Outside of these specific circumstances, your information stays with us.
Notes recorded by your provider during psychotherapy sessions are kept separately from your medical record and receive heightened legal protection under both federal HIPAA rules and Wisconsin state law. We will not disclose psychotherapy notes without your specific written authorization, except as required by law.
Your rights regarding your health information
HIPAA gives you important rights over your own health information. All requests should be submitted in writing to our office.
Inspect & copy
You may request to see or receive copies of your medical records. We may charge a reasonable fee for copies.
Request amendment
If you believe information in your record is incorrect or incomplete, you may ask us to amend it.
Accounting of disclosures
You may request a list of certain disclosures we've made in the past six years, other than for treatment, payment, or operations.
Request restrictions
You may ask us to limit how we use or share your information. We'll consider all reasonable requests carefully.
Confidential communications
You may ask us to contact you in a specific way or send correspondence to a specific address.
Paper copy of this notice
You may request a printed copy of our full Notice of Privacy Practices at any time.
Breach notification
We are required to notify you promptly if there is ever a breach of your unsecured health information.
File a complaint
You may file a complaint with our practice or directly with the U.S. Dept. of Health and Human Services.

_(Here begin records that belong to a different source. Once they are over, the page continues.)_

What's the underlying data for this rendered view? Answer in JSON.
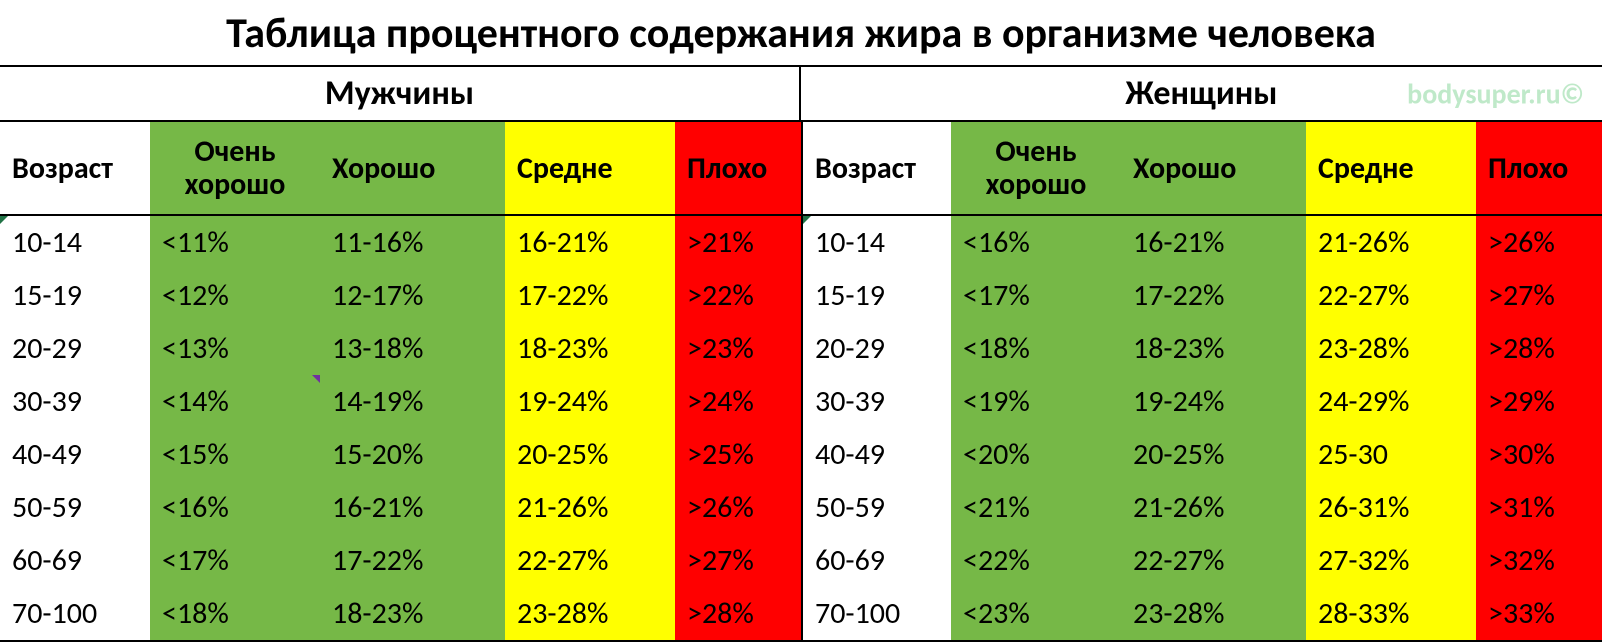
{
  "title": "Таблица процентного содержания жира в организме человека",
  "watermark": "bodysuper.ru©",
  "genders": {
    "male": "Мужчины",
    "female": "Женщины"
  },
  "columns": {
    "age": {
      "label": "Возраст",
      "bg": "bg-white",
      "w": "c-age"
    },
    "vgood": {
      "label_l1": "Очень",
      "label_l2": "хорошо",
      "bg": "bg-green",
      "w": "c-vgood"
    },
    "good": {
      "label": "Хорошо",
      "bg": "bg-green",
      "w": "c-good"
    },
    "avg": {
      "label": "Средне",
      "bg": "bg-yellow",
      "w": "c-avg"
    },
    "bad": {
      "label": "Плохо",
      "bg": "bg-red",
      "w": "c-bad"
    }
  },
  "colors": {
    "green": "#76b847",
    "yellow": "#ffff00",
    "red": "#ff0000",
    "white": "#ffffff",
    "border": "#000000",
    "watermark": "#bfe9c9"
  },
  "font": {
    "family": "Calibri",
    "title_size_pt": 32,
    "header_size_pt": 24,
    "cell_size_pt": 22
  },
  "rows": [
    {
      "age": "10-14",
      "m": {
        "vgood": "<11%",
        "good": "11-16%",
        "avg": "16-21%",
        "bad": ">21%"
      },
      "f": {
        "vgood": "<16%",
        "good": "16-21%",
        "avg": "21-26%",
        "bad": ">26%"
      }
    },
    {
      "age": "15-19",
      "m": {
        "vgood": "<12%",
        "good": "12-17%",
        "avg": "17-22%",
        "bad": ">22%"
      },
      "f": {
        "vgood": "<17%",
        "good": "17-22%",
        "avg": "22-27%",
        "bad": ">27%"
      }
    },
    {
      "age": "20-29",
      "m": {
        "vgood": "<13%",
        "good": "13-18%",
        "avg": "18-23%",
        "bad": ">23%"
      },
      "f": {
        "vgood": "<18%",
        "good": "18-23%",
        "avg": "23-28%",
        "bad": ">28%"
      }
    },
    {
      "age": "30-39",
      "m": {
        "vgood": "<14%",
        "good": "14-19%",
        "avg": "19-24%",
        "bad": ">24%"
      },
      "f": {
        "vgood": "<19%",
        "good": "19-24%",
        "avg": "24-29%",
        "bad": ">29%"
      }
    },
    {
      "age": "40-49",
      "m": {
        "vgood": "<15%",
        "good": "15-20%",
        "avg": "20-25%",
        "bad": ">25%"
      },
      "f": {
        "vgood": "<20%",
        "good": "20-25%",
        "avg": "25-30",
        "bad": ">30%"
      }
    },
    {
      "age": "50-59",
      "m": {
        "vgood": "<16%",
        "good": "16-21%",
        "avg": "21-26%",
        "bad": ">26%"
      },
      "f": {
        "vgood": "<21%",
        "good": "21-26%",
        "avg": "26-31%",
        "bad": ">31%"
      }
    },
    {
      "age": "60-69",
      "m": {
        "vgood": "<17%",
        "good": "17-22%",
        "avg": "22-27%",
        "bad": ">27%"
      },
      "f": {
        "vgood": "<22%",
        "good": "22-27%",
        "avg": "27-32%",
        "bad": ">32%"
      }
    },
    {
      "age": "70-100",
      "m": {
        "vgood": "<18%",
        "good": "18-23%",
        "avg": "23-28%",
        "bad": ">28%"
      },
      "f": {
        "vgood": "<23%",
        "good": "23-28%",
        "avg": "28-33%",
        "bad": ">33%"
      }
    }
  ],
  "markers": {
    "row30_vgood_m_tr": true
  }
}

Privacy rights for minor patients
Parents and legal guardians generally have the right to access their minor child's mental health records. However, Wisconsin law creates several important exceptions:
When parental access to a minor's records may be limited
- Physical placement denied (Wis. Stat. §§ 51.30(5)(bm) and 146.835): A parent denied physical placement by a court order generally does not have the right to access the minor's mental health records. We ask about custody and placement for all pediatric patients at intake.
- Provider determination of harm (Wis. Admin. Code § DHS 92.05): The provider may restrict parental access to specific records if there is clinical reason to believe that disclosure would harm the minor patient.

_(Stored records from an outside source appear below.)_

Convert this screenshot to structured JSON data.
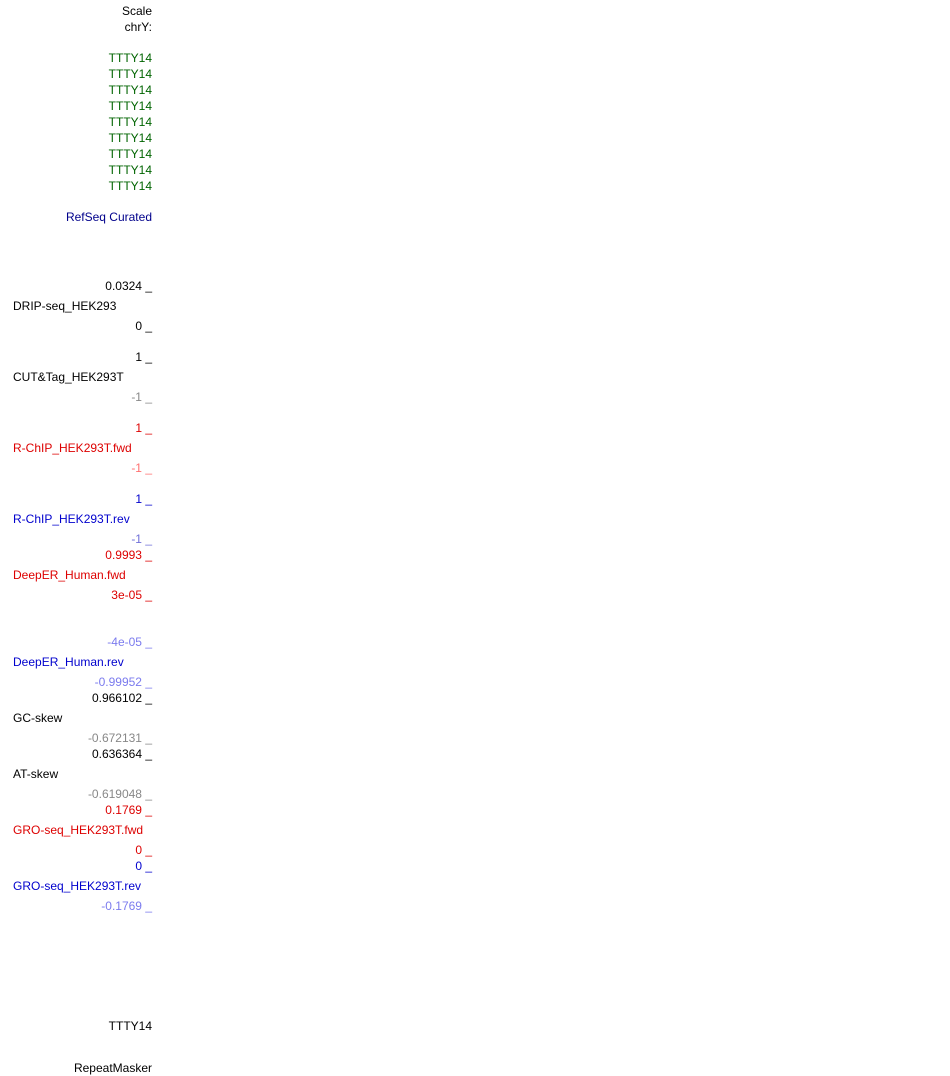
{
  "header": {
    "scale_label": "Scale",
    "chrom_label": "chrY:"
  },
  "gene_items": [
    "TTTY14",
    "TTTY14",
    "TTTY14",
    "TTTY14",
    "TTTY14",
    "TTTY14",
    "TTTY14",
    "TTTY14",
    "TTTY14"
  ],
  "refseq_label": "RefSeq Curated",
  "tracks": {
    "drip": {
      "max": "0.0324 _",
      "name": "DRIP-seq_HEK293",
      "min": "0 _"
    },
    "cuttag": {
      "max": "1 _",
      "name": "CUT&Tag_HEK293T",
      "min": "-1 _"
    },
    "rchip_fwd": {
      "max": "1 _",
      "name": "R-ChIP_HEK293T.fwd",
      "min": "-1 _"
    },
    "rchip_rev": {
      "max": "1 _",
      "name": "R-ChIP_HEK293T.rev",
      "min": "-1 _"
    },
    "deeper_fwd": {
      "max": "0.9993 _",
      "name": "DeepER_Human.fwd",
      "min": "3e-05 _"
    },
    "deeper_rev": {
      "max": "-4e-05 _",
      "name": "DeepER_Human.rev",
      "min": "-0.99952 _"
    },
    "gc_skew": {
      "max": "0.966102 _",
      "name": "GC-skew",
      "min": "-0.672131 _"
    },
    "at_skew": {
      "max": "0.636364 _",
      "name": "AT-skew",
      "min": "-0.619048 _"
    },
    "gro_fwd": {
      "max": "0.1769 _",
      "name": "GRO-seq_HEK293T.fwd",
      "min": "0 _"
    },
    "gro_rev": {
      "max": "0 _",
      "name": "GRO-seq_HEK293T.rev",
      "min": "-0.1769 _"
    }
  },
  "bottom_gene": "TTTY14",
  "repeatmasker_label": "RepeatMasker",
  "colors": {
    "gene_green": "#006400",
    "refseq_navy": "#00008b",
    "fwd_red": "#dd0000",
    "rev_blue": "#0000cd"
  }
}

- Age-14 autonomy (Wis. Stat. § 51.30(5)): A minor who is 14 years of age or older may independently access their own mental health records and authorize release of their information without parental consent.

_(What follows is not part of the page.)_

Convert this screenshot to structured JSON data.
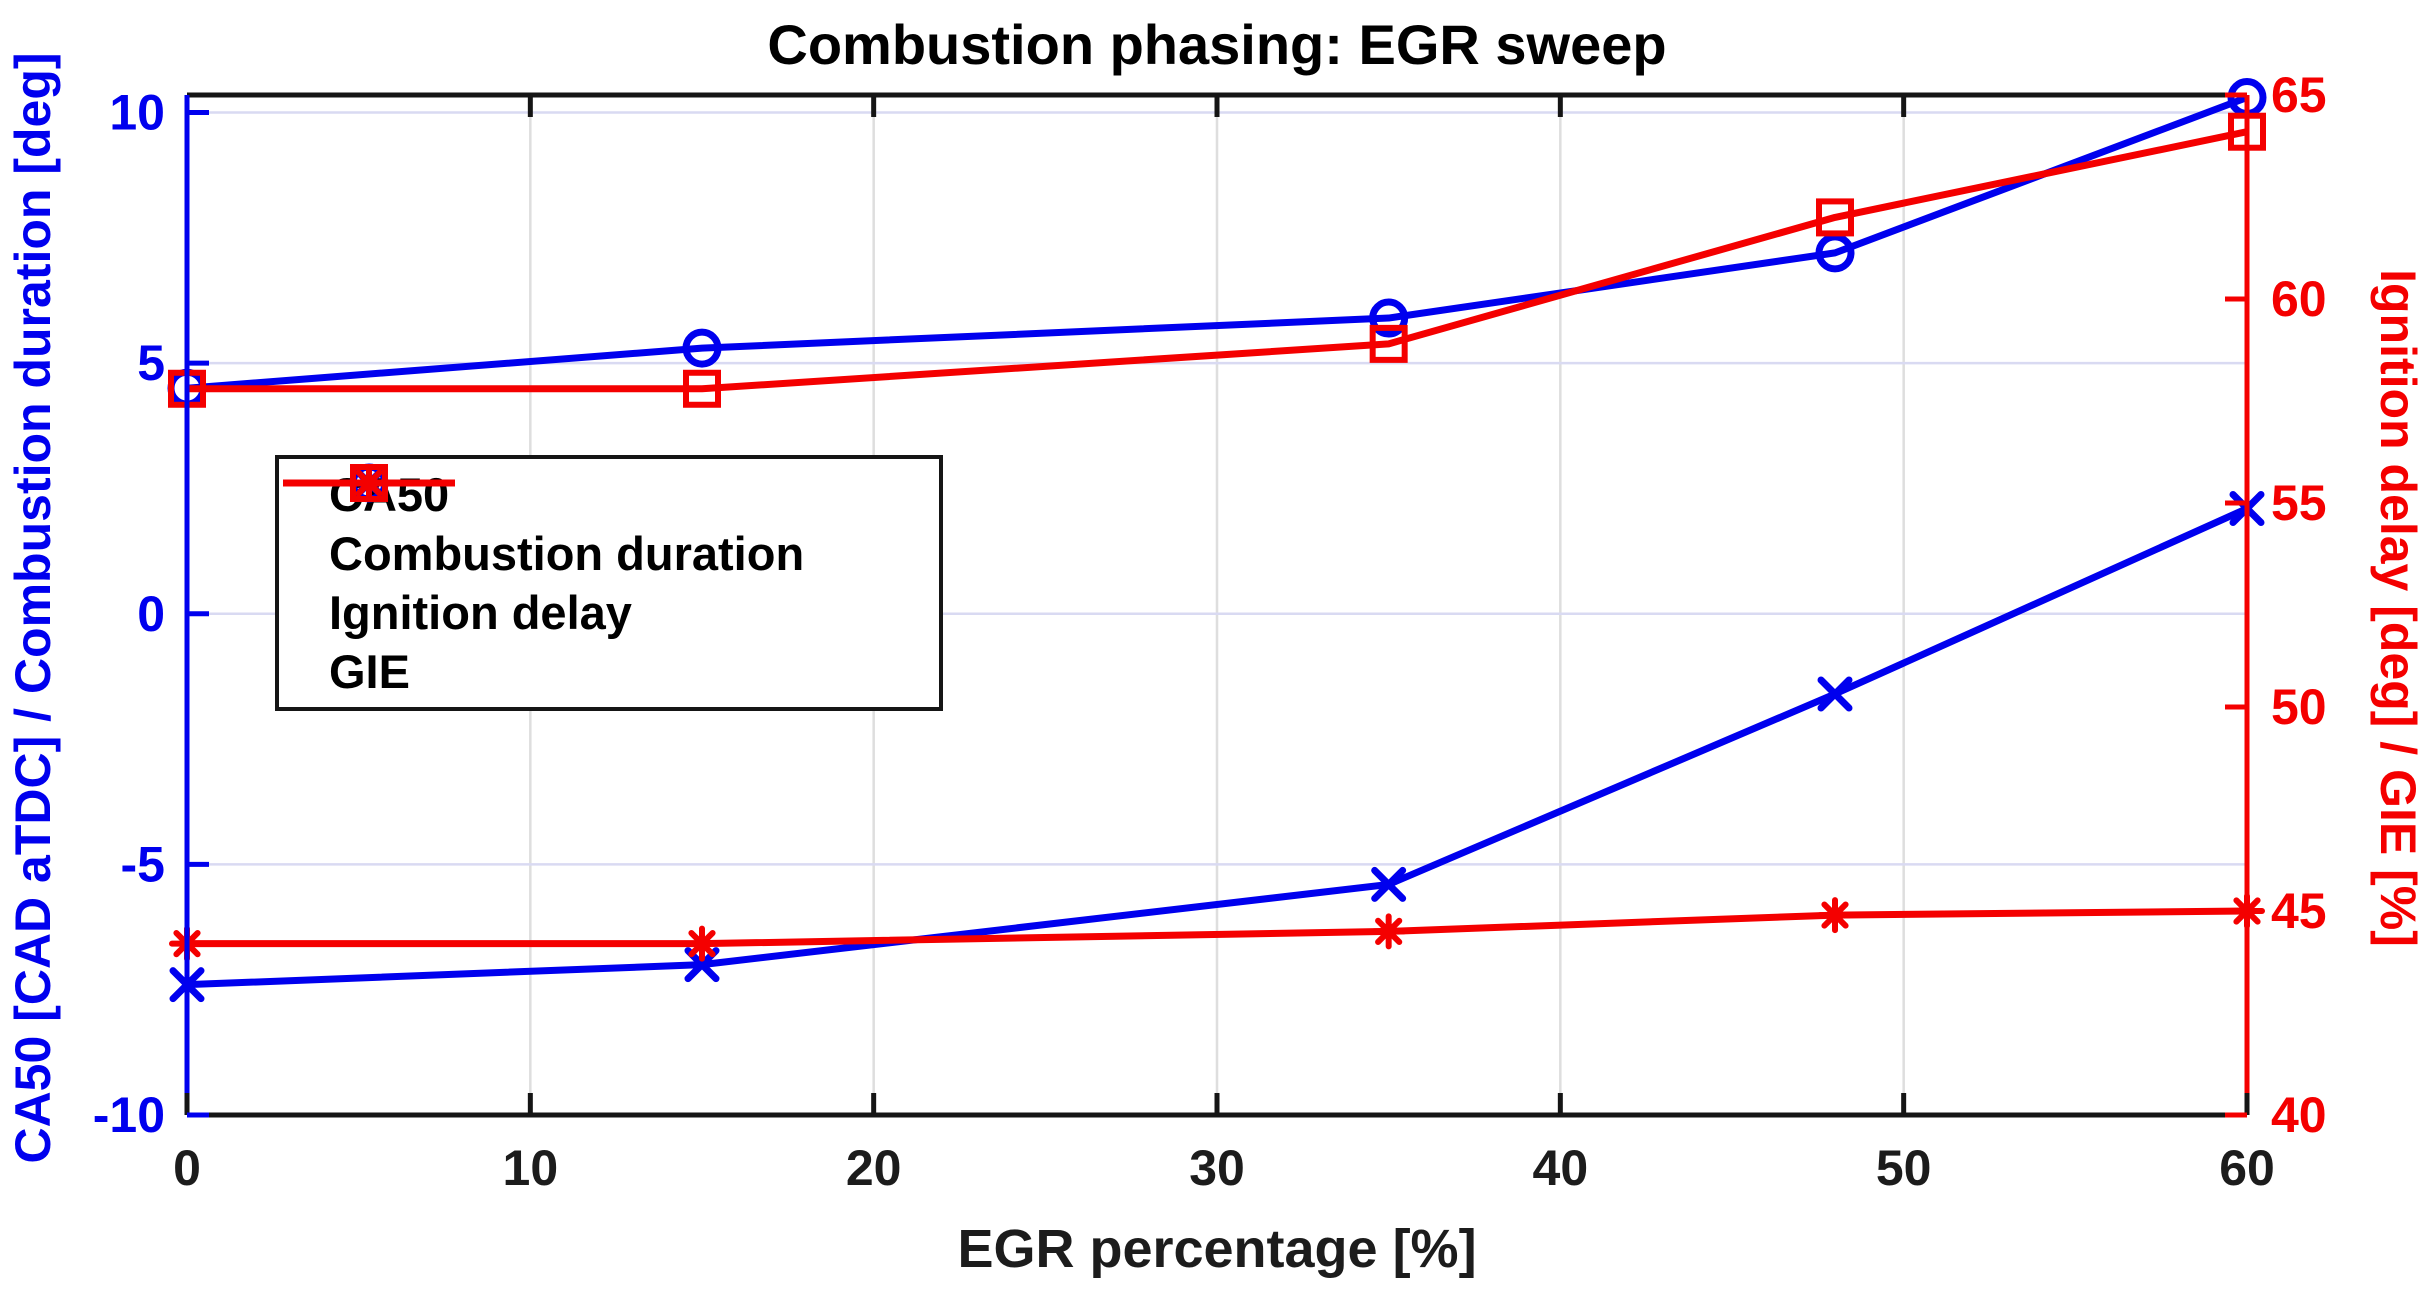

Confidentiality is always overridden when safety is at stake. If a minor discloses a risk of harm to themselves or others, or if there is reason to suspect abuse or neglect, we are required by law to act regardless of age or confidentiality status.
Security safeguards
We maintain physical, administrative, and technical safeguards to protect your health information in accordance with the HIPAA Security Rule, including a secure HIPAA-compliant electronic health record system, encrypted data transmission and storage, a secure patient portal (OnPatient by DrChrono) for messaging and record access, locked storage of all physical documents, and regular staff training on privacy and security practices.
All secure messages, records requests, and appointment-related communications should be sent through the OnPatient patient portal at onpatient.com. Portal communications are encrypted and HIPAA-compliant. Please avoid sending sensitive health information by standard email.
Reach us or file a complaint
If you have questions about this notice, would like to exercise any of your privacy rights, or believe your privacy rights have been violated, please contact our office directly. We will never retaliate against you for filing a complaint.
You also have the right to file a complaint directly with the U.S. Department of Health and Human Services, Office for Civil Rights (OCR) at hhs.gov/ocr.
This page summarizes our Notice of Privacy Practices. The full signed document is provided to all patients at intake. You may request a printed copy at any time by calling our office.